When they started getting serious in the microcontroller market, this
extra space was a cost - it meant code was bigger than for other
microcontrollers, and you needed a bigger and more expensive flash. So
they invented the "Thumb" mode. Here, instructions are 16-bit only and
so much more compact. These were a subset of the ARM instructions -
instructions only cover two registers, and for many operations these
could only come from 8 registers (so only needed 6 bits of the
instruction set). The cpu decoder expanded the Thumb instructions into
32-bit ARM instructions before executing them.
Thumb gave more compact code, but slower code, and there were some
things you simply could not do in Thumb mode. So the microcontrollers
had to support both instruction sets, and you would switch sets in code
(interrupts, for example, would be in ARM mode for speed). It was all a
bit of a mess.
So ARM invented "Thumb-2". This was a set of 32-bit instructions that
can be mixed along with the slightly re-named "Thumb-1" 16-bit
instructions. Sometimes it is now all called "Thumb2", or just "Thumb"

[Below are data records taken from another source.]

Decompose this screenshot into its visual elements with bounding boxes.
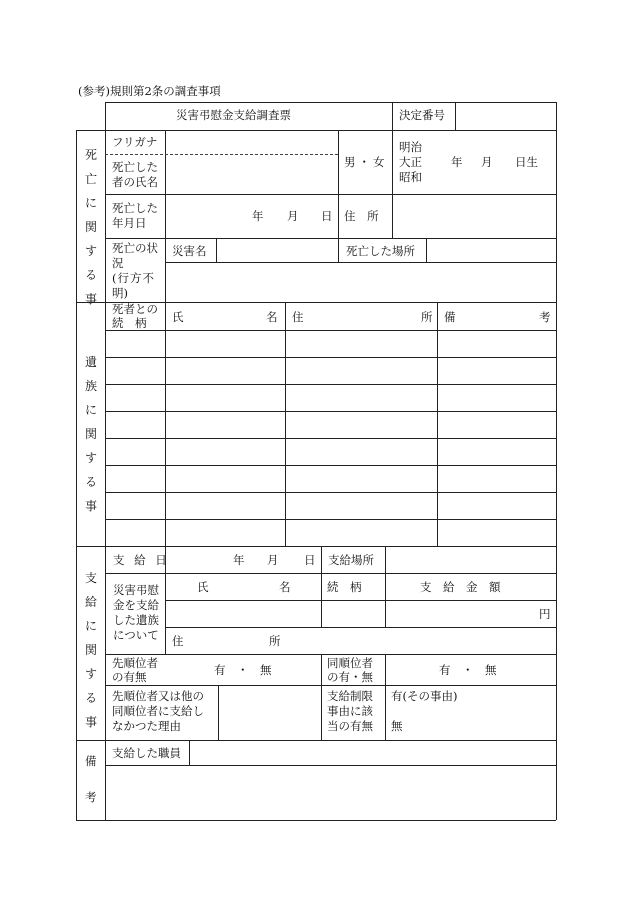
era-meiji: 明治	[399, 140, 422, 154]
family-row[interactable]	[106, 520, 556, 545]
death-place-field[interactable]	[427, 239, 555, 261]
family-section-label: 遺 族 に 関 す る 事	[84, 355, 97, 513]
recipient-name-field[interactable]	[166, 601, 320, 626]
family-name-header-2: 名	[266, 310, 278, 324]
family-row[interactable]	[106, 412, 556, 437]
birth-month: 月	[481, 155, 493, 169]
family-row[interactable]	[106, 331, 556, 356]
situation-label-4: 明)	[112, 286, 128, 300]
remarks-section-label-2: 考	[85, 790, 97, 804]
birth-day: 日生	[515, 155, 538, 169]
payment-date-label: 支 給 日	[113, 553, 170, 567]
payment-place-label: 支給場所	[328, 553, 374, 567]
family-name-header-1: 氏	[172, 310, 184, 324]
reason-field[interactable]	[219, 686, 320, 739]
deceased-name-field[interactable]	[166, 155, 337, 193]
amount-header: 支 給 金 額	[420, 580, 501, 594]
situation-field[interactable]	[166, 263, 555, 301]
death-date-label-2: 年月日	[112, 216, 147, 230]
remarks-section-label-1: 備	[85, 754, 97, 768]
family-row[interactable]	[106, 466, 556, 491]
family-row[interactable]	[106, 493, 556, 518]
recipient-name-header-1: 氏	[197, 580, 209, 594]
family-address-header-1: 住	[292, 310, 304, 324]
recipient-label-3: した遺族	[113, 613, 159, 627]
recipient-label-1: 災害弔慰	[113, 583, 159, 597]
payment-day: 日	[304, 553, 316, 567]
limit-no-option[interactable]: 無	[391, 719, 403, 733]
death-section-label: 死 亡 に 関 す る 事	[84, 148, 97, 306]
era-taisho: 大正	[399, 155, 422, 169]
death-year: 年	[252, 209, 264, 223]
limit-yes-option[interactable]: 有(その事由)	[391, 689, 458, 703]
reason-label-3: なかつた理由	[112, 719, 181, 733]
deceased-name-label-2: 者の氏名	[112, 175, 158, 189]
limit-label-2: 事由に該	[327, 704, 373, 718]
deceased-name-label-1: 死亡した	[112, 160, 158, 174]
payment-section-label: 支 給 に 関 す る 事	[84, 571, 97, 729]
sex-selector[interactable]: 男・女	[344, 155, 388, 169]
family-row[interactable]	[106, 385, 556, 410]
page-title: (参考)規則第2条の調査事項	[78, 84, 221, 98]
death-month: 月	[287, 209, 299, 223]
situation-label-1: 死亡の状	[112, 241, 158, 255]
staff-field[interactable]	[190, 741, 555, 764]
same-rank-label-2: の有・無	[327, 670, 373, 684]
recipient-address-label-1: 住	[172, 634, 184, 648]
reason-label-2: 同順位者に支給し	[112, 704, 204, 718]
disaster-name-field[interactable]	[217, 239, 337, 261]
disaster-name-label: 災害名	[172, 244, 207, 258]
death-day: 日	[321, 209, 333, 223]
same-rank-label-1: 同順位者	[327, 656, 373, 670]
prior-label-1: 先順位者	[112, 656, 158, 670]
reason-label-1: 先順位者又は他の	[112, 689, 204, 703]
furigana-label: フリガナ	[112, 135, 158, 149]
birth-year: 年	[451, 155, 463, 169]
same-rank-selector[interactable]: 有 ・ 無	[439, 663, 497, 677]
payment-month: 月	[267, 553, 279, 567]
recipient-relation-header: 続 柄	[327, 580, 362, 594]
recipient-address-label-2: 所	[269, 634, 281, 648]
address-field[interactable]	[393, 195, 555, 237]
yen-unit: 円	[539, 607, 551, 621]
recipient-label-2: 金を支給	[113, 598, 159, 612]
remarks-field[interactable]	[106, 766, 555, 819]
family-row[interactable]	[106, 439, 556, 464]
furigana-field[interactable]	[166, 131, 337, 153]
relation-label-1: 死者との	[112, 302, 158, 316]
address-label: 住 所	[344, 209, 383, 223]
prior-selector[interactable]: 有 ・ 無	[214, 663, 272, 677]
prior-label-2: の有無	[112, 670, 147, 684]
situation-label-2: 況	[112, 256, 124, 270]
death-place-label: 死亡した場所	[346, 244, 415, 258]
recipient-name-header-2: 名	[279, 580, 291, 594]
situation-label-3: (行方不	[112, 271, 155, 285]
family-row[interactable]	[106, 358, 556, 383]
recipient-relation-field[interactable]	[322, 601, 384, 626]
recipient-label-4: について	[113, 628, 159, 642]
payment-year: 年	[233, 553, 245, 567]
decision-number-label: 決定番号	[399, 108, 445, 122]
family-remarks-header-1: 備	[444, 310, 456, 324]
death-date-label-1: 死亡した	[112, 201, 158, 215]
amount-field[interactable]	[386, 601, 555, 626]
payment-place-field[interactable]	[386, 547, 555, 572]
relation-label-2: 続 柄	[112, 316, 147, 330]
limit-label-1: 支給制限	[327, 689, 373, 703]
recipient-address-field[interactable]	[286, 628, 555, 653]
decision-number-field[interactable]	[456, 103, 555, 129]
staff-label: 支給した職員	[112, 746, 181, 760]
family-address-header-2: 所	[421, 310, 433, 324]
form-name: 災害弔慰金支給調査票	[176, 108, 291, 122]
limit-label-3: 当の有無	[327, 719, 373, 733]
family-remarks-header-2: 考	[539, 310, 551, 324]
era-showa: 昭和	[399, 170, 422, 184]
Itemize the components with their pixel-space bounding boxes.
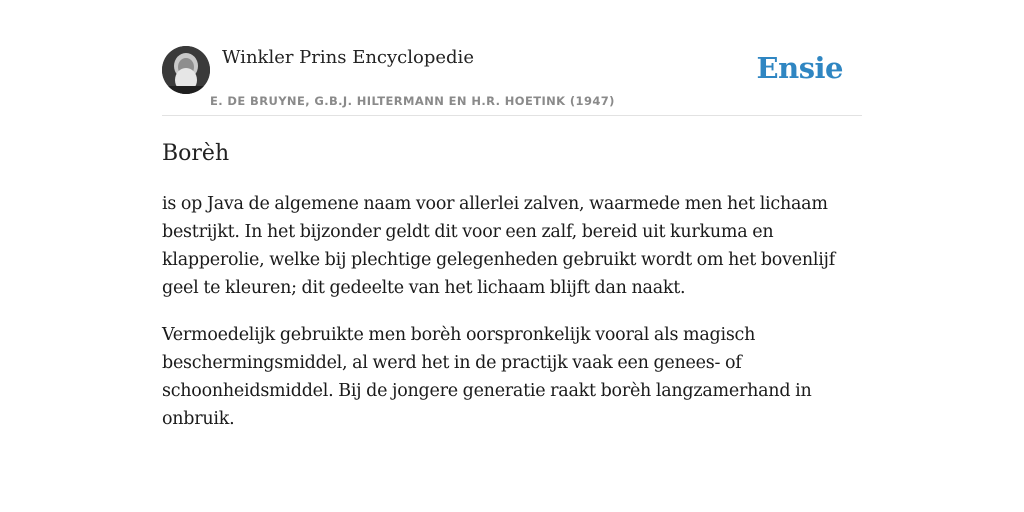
entry-title: Borèh	[162, 141, 230, 166]
source-authors: E. DE BRUYNE, G.B.J. HILTERMANN EN H.R. HOETINK (1947)	[210, 94, 615, 108]
portrait-image	[162, 46, 210, 94]
entry-paragraph: is op Java de algemene naam voor allerlei zalven, waarmede men het lichaam bestrijkt. In het bijzonder geldt dit voor een zalf, bereid uit kurkuma en klapperolie, welke bij plechtige gelegenheden gebruikt wordt om het bovenlijf geel te kleuren; dit gedeelte van het lichaam blijft dan naakt.	[162, 194, 835, 298]
entry-paragraph: Vermoedelijk gebruikte men borèh oorspronkelijk vooral als magisch beschermingsmiddel, al werd het in de practijk vaak een genees- of schoonheidsmiddel. Bij de jongere generatie raakt borèh langzamerhand in onbruik.	[162, 325, 812, 429]
source-title[interactable]: Winkler Prins Encyclopedie	[222, 47, 474, 68]
source-header	[162, 46, 862, 116]
ensie-logo-link[interactable]: Ensie	[756, 51, 843, 85]
author-avatar[interactable]	[162, 46, 210, 94]
entry-content	[162, 190, 862, 433]
page	[162, 0, 862, 433]
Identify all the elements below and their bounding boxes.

(since for the vast majority of ARM programmers, 16-bit only thumb was
ancient history from before they started using the devices). 16-bit and
32-bit instructions are called "narrow" and "wide" forms. These new
32-bit additions to thumb meant you could get a mixed code that was
compact, fast, and covered all needs (including full access to all
registers).
So for the Cortex-M devices, Thumb2 is the only set needed - they don't
support "old-style" 32-bit Arm instructions. You no longer need to
worry about changing states or modes, you are always in "thumb2" mode.
Different Cortex-M processors support different subsets and extensions
of this, so it is important that you inform your compiler of exactly
which device you are using. Do that, and you don't really need to care
about the details for the most part - the compiler does the work. But
it can be interesting to know what is going on.
There are also Cortex-A devices for applications processors - basically,
running Linux (including Android) or, occasionally, Windows. And there
are Cortex-R devices for safety-critical systems. But I expect you are
talking about Cortex-M devices here.